On enterre les morts un peu partout, à Tahiti, la plupart des districts ne possédant pas de cimetière. Autrefois, pour lieu de sépulture on choisissait une anfractuosité, une grotte dans la montagne, et l’on y portait les morts après leur avoir fait subir une préparation qui retardait la corruption si elle ne l’empêchait pas tout à fait. Le corps était enveloppé et lié dans des tissus végétaux enduits d’une sorte de gomme extraite de l’arbre à pain. Ainsi soustrait à l’action de l’air, il se conservait éternellement. Il était bon cependant de lui donner de temps à autre quelques soins. Un serviteur de la famille était chargé du vernissage périodique des cadavres. La famille Tati, l’une des principales de Tahiti, la rivale souvent victorieuse des Pomaré, possède encore, dans le district de Papara, une sépulture de ce genre placée à une altitude qui défierait les jarrets des alpinistes les plus convaincus de Tarascon et d’ailleurs. Le Tahitien chargé de l’entretien de cette grotte de famille se fait vieux. Il a plus de quatre-vingts ans et voilà près de six ans bientôt qu’il n’est monté là haut donner une couche aux Tati dont la dépouille mortelle repose dans le silence des solitudes funèbres.

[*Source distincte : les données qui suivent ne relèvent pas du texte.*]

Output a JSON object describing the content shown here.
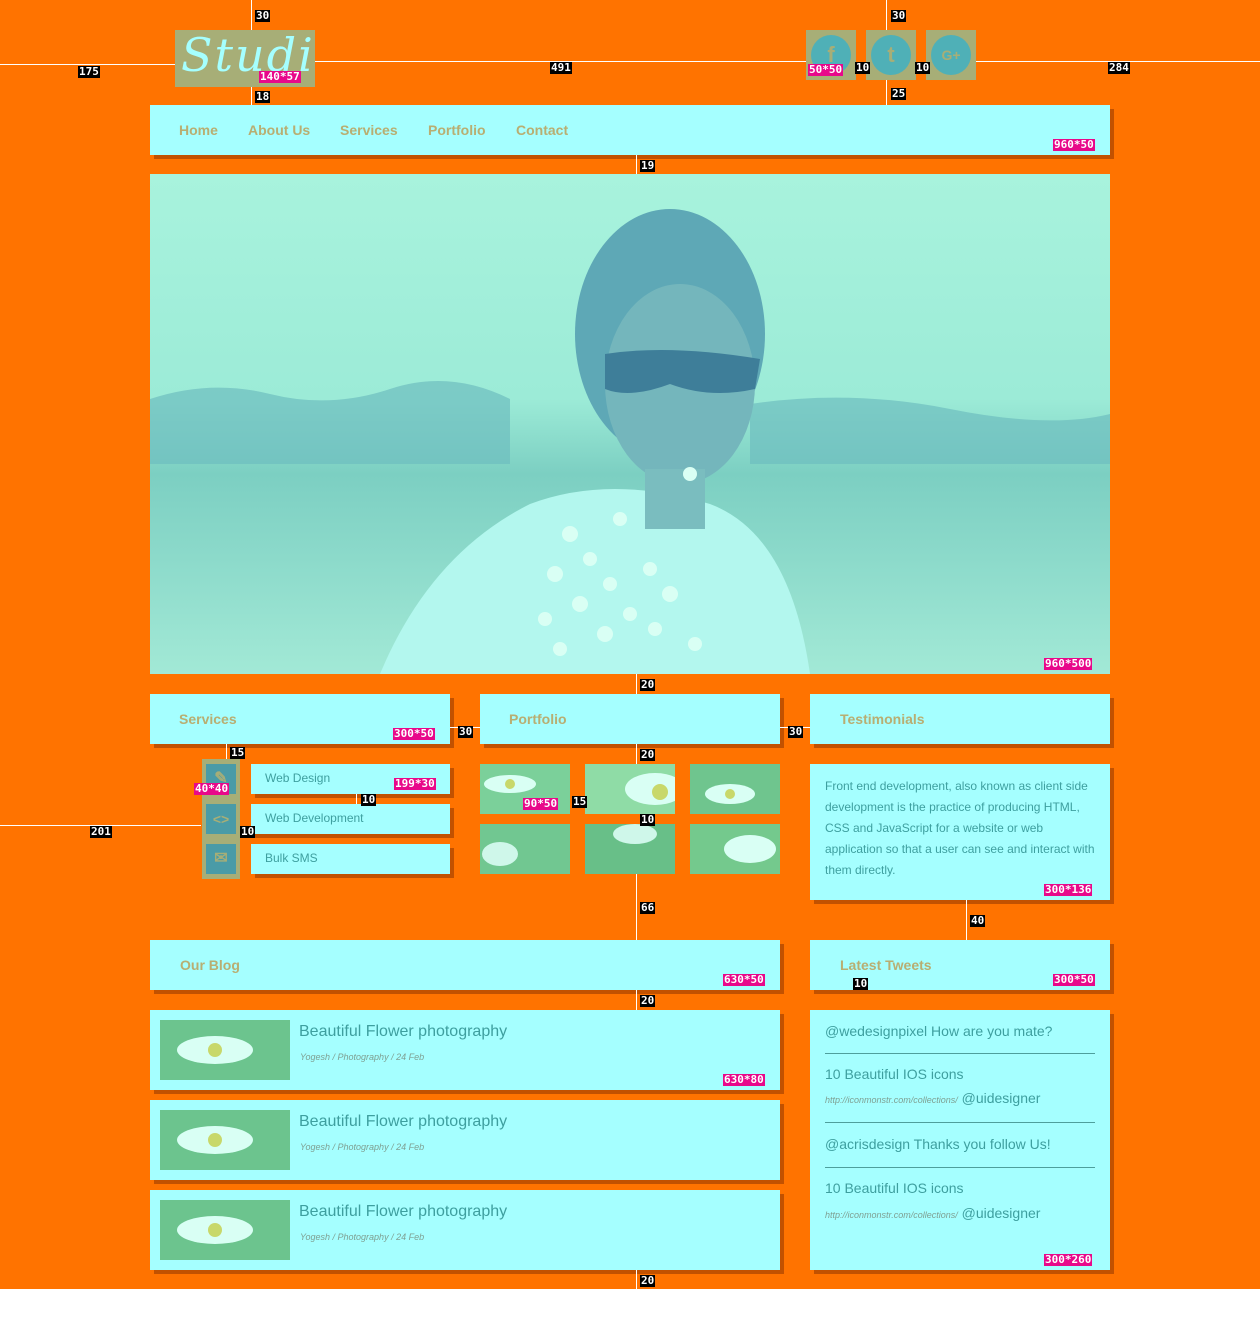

Il est possible que les Tahitiens n’aient eu la pensée de placer leurs morts à de pareilles distances que pour éviter les persécutions des tupapau dont j’ai parlé plus haut. Il n’en est pas moins singulier de retrouver chez les peuples de l’Océanie cet usage de l’embaumement. Les momies couchées des Polynésiens n’ont rien à envier aux momies accroupies des Indiens du Sud-Amérique. Les partisans de l’unité d’origine de l’espèce humaine peuvent tirer parti de cette similitude dans les habitudes funéraires. Ces peuples ont le culte des morts puisqu’ils attachent une telle importance à leur conservation. Ils l’ont à un bien autre degré que nous qui jetons les cadavres à la terre en faisant des vœux pour qu’ils pourrissent très vite, et croyons nous acquitter envers ceux que nous avons perdus en déposant sur leur tombeau quelques couronnes de verroterie.